Итак, я попробовал эти комбинации:

$ins="INSERT INTO users (uname, pwrd, bdate, mail)
            VALUES ('$_POST[uname]','SHA2($_POST[pwrd])','$_POST[bdate]','$_POST[mail]')";

но тогда, если пароль был, например: mypass, вывод в моей базе данных был такой: SHA2(mypass)

Я попробовал это:

$ins="INSERT INTO users (uname, pwrd, bdate, mail)
    VALUES ('$_POST[uname]',$_POST[SHA2(pwrd)]','$_POST[bdate]','$_POST[mail]')";

Но затем я получаю сообщение об ошибке разбора (которое я понимаю почему, но все же я просто пытался). Итак, мой вопрос: кто-нибудь знает, как я шифрую $_POST??

0

php sql mysql sha2

Источник

user3494336 24 апр '14 в 09:00

3 ответа

Решение

Хэш-функции SHA* не подходят для паролей, потому что они слишком быстры. Другая проблема в вашем примере заключается в том, что вы генерируете несоленые хэши. Взгляните на PHP-функцию password_hash (), она сгенерирует хеш BCrypt и позаботится о создании безопасной соли. Существует также пакет совместимости для более старых версий PHP.

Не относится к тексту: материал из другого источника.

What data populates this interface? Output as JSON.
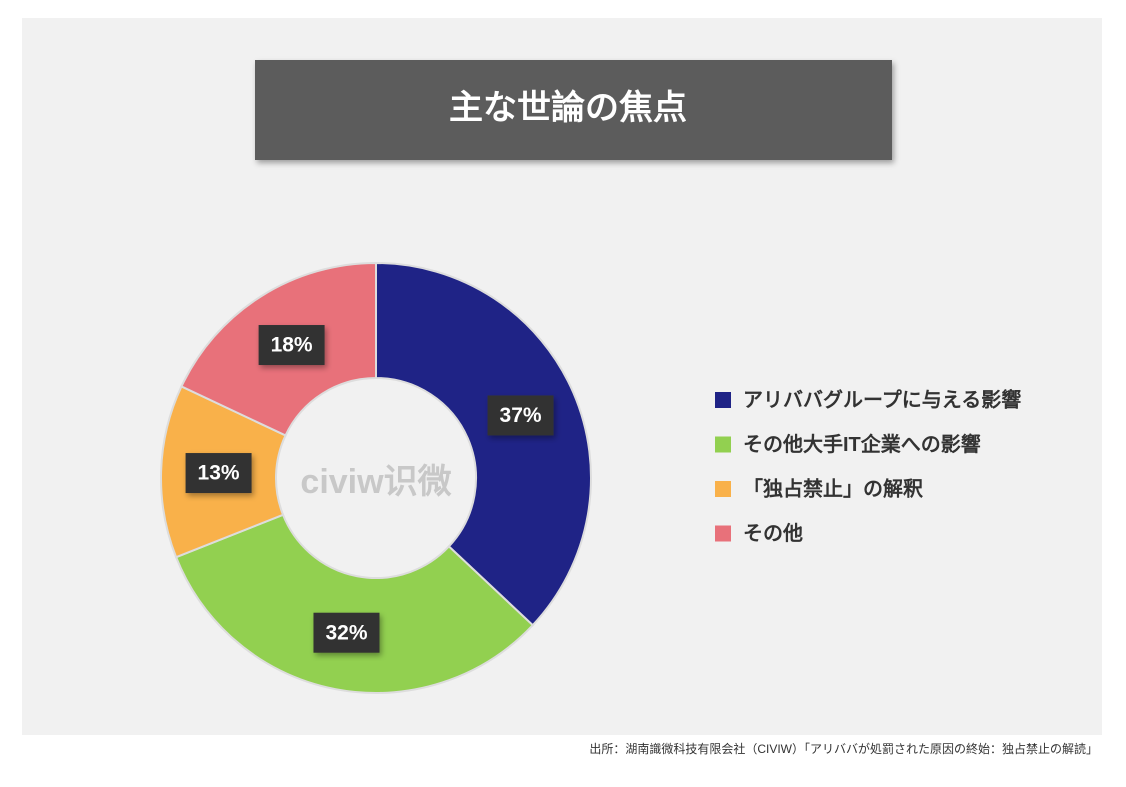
{
  "chart_data": {
    "type": "donut",
    "title": "主な世論の焦点",
    "categories": [
      "アリババグループに与える影響",
      "その他大手IT企業への影響",
      "「独占禁止」の解釈",
      "その他"
    ],
    "values": [
      37,
      32,
      13,
      18
    ],
    "value_labels": [
      "37%",
      "32%",
      "13%",
      "18%"
    ],
    "colors": [
      "#1f2386",
      "#92d050",
      "#f9b14a",
      "#e8717a"
    ],
    "watermark": "civiw识微",
    "source": "出所：湖南識微科技有限会社（CIVIW）「アリババが処罰された原因の終始：独占禁止の解読」",
    "legend": "right"
  }
}
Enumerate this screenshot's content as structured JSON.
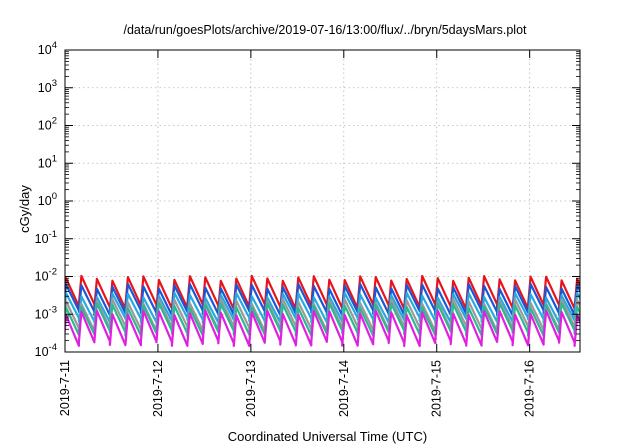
{
  "chart_data": {
    "type": "line",
    "title": "/data/run/goesPlots/archive/2019-07-16/13:00/flux/../bryn/5daysMars.plot",
    "xlabel": "Coordinated Universal Time (UTC)",
    "ylabel": "cGy/day",
    "y_scale": "log",
    "ylim": [
      0.0001,
      10000
    ],
    "xlim": [
      "2019-07-11",
      "2019-07-16 13:00"
    ],
    "grid": true,
    "legend": "none",
    "x_ticks": [
      "2019-7-11",
      "2019-7-12",
      "2019-7-13",
      "2019-7-14",
      "2019-7-15",
      "2019-7-16"
    ],
    "y_ticks": [
      {
        "base": "10",
        "exp": "-4"
      },
      {
        "base": "10",
        "exp": "-3"
      },
      {
        "base": "10",
        "exp": "-2"
      },
      {
        "base": "10",
        "exp": "-1"
      },
      {
        "base": "10",
        "exp": "0"
      },
      {
        "base": "10",
        "exp": "1"
      },
      {
        "base": "10",
        "exp": "2"
      },
      {
        "base": "10",
        "exp": "3"
      },
      {
        "base": "10",
        "exp": "4"
      }
    ],
    "sawtooth_period_hours": 4,
    "series": [
      {
        "color": "#e8141c",
        "peak": 0.009,
        "trough": 0.0016
      },
      {
        "color": "#1a57d6",
        "peak": 0.0055,
        "trough": 0.0011
      },
      {
        "color": "#27a9e1",
        "peak": 0.0032,
        "trough": 0.0007
      },
      {
        "color": "#9a9a9a",
        "peak": 0.0022,
        "trough": 0.00042
      },
      {
        "color": "#2fb890",
        "peak": 0.0017,
        "trough": 0.00032
      },
      {
        "color": "#e020e0",
        "peak": 0.0011,
        "trough": 0.00017
      }
    ]
  }
}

// Hash a new password for storing in the database.
// The function automatically generates a cryptographically safe salt.
$hashToStoreInDb = password_hash($password, PASSWORD_BCRYPT);

// Check if the hash of the entered login password, matches the stored hash.
// The salt and the cost factor will be extracted from $existingHashFromDb.
$isPasswordCorrect = password_verify($password, $existingHashFromDb);

Это также означает, что вы не можете проверить пароль непосредственно в операторе SQL, вместо этого прочитайте хеш из базы данных (по имени пользователя), а затем вызовите password_verify() с этим хешем.

1

Источник

user575765 24 апр '14 в 09:34

Использование SHA2('$_POST[pwrd]',256) поставленный 'SHA2($_POST[pwrd])'

$ins="INSERT INTO users (uname, pwrd, bdate, mail)
       VALUES 
('$_POST[uname]',SHA2('$_POST[pwrd]',256),'$_POST[bdate]','$_POST[mail]')";

0

Источник

user2893413 24 апр '14 в 09:02

Другие вопросы по тегам php sql mysql sha2

user19068 24 апр '14 в 09:03 2014-04-24 09:03 · Accepted Answer · 2014-04-24 09:03

Посмотрите на примеры еще раз.

mysql> INSERT INTO userpassword(id, username,password)
    -> VALUES(null,'Lili',SHA2('mypassword1',256));

Кавычки идут вокруг строки. SHA2() вызов функции идет вокруг кавычек.

Также SHA2() принимает два аргумента.

'SHA2($_POST[pwrd])'

должно быть:

SHA2('$_POST[pwrd]', 256)

… Но не вставляйте данные POST непосредственно в ваш SQL. Это делает вас уязвимым для атак с использованием SQL-инъекций, от которых вам нужно защищаться.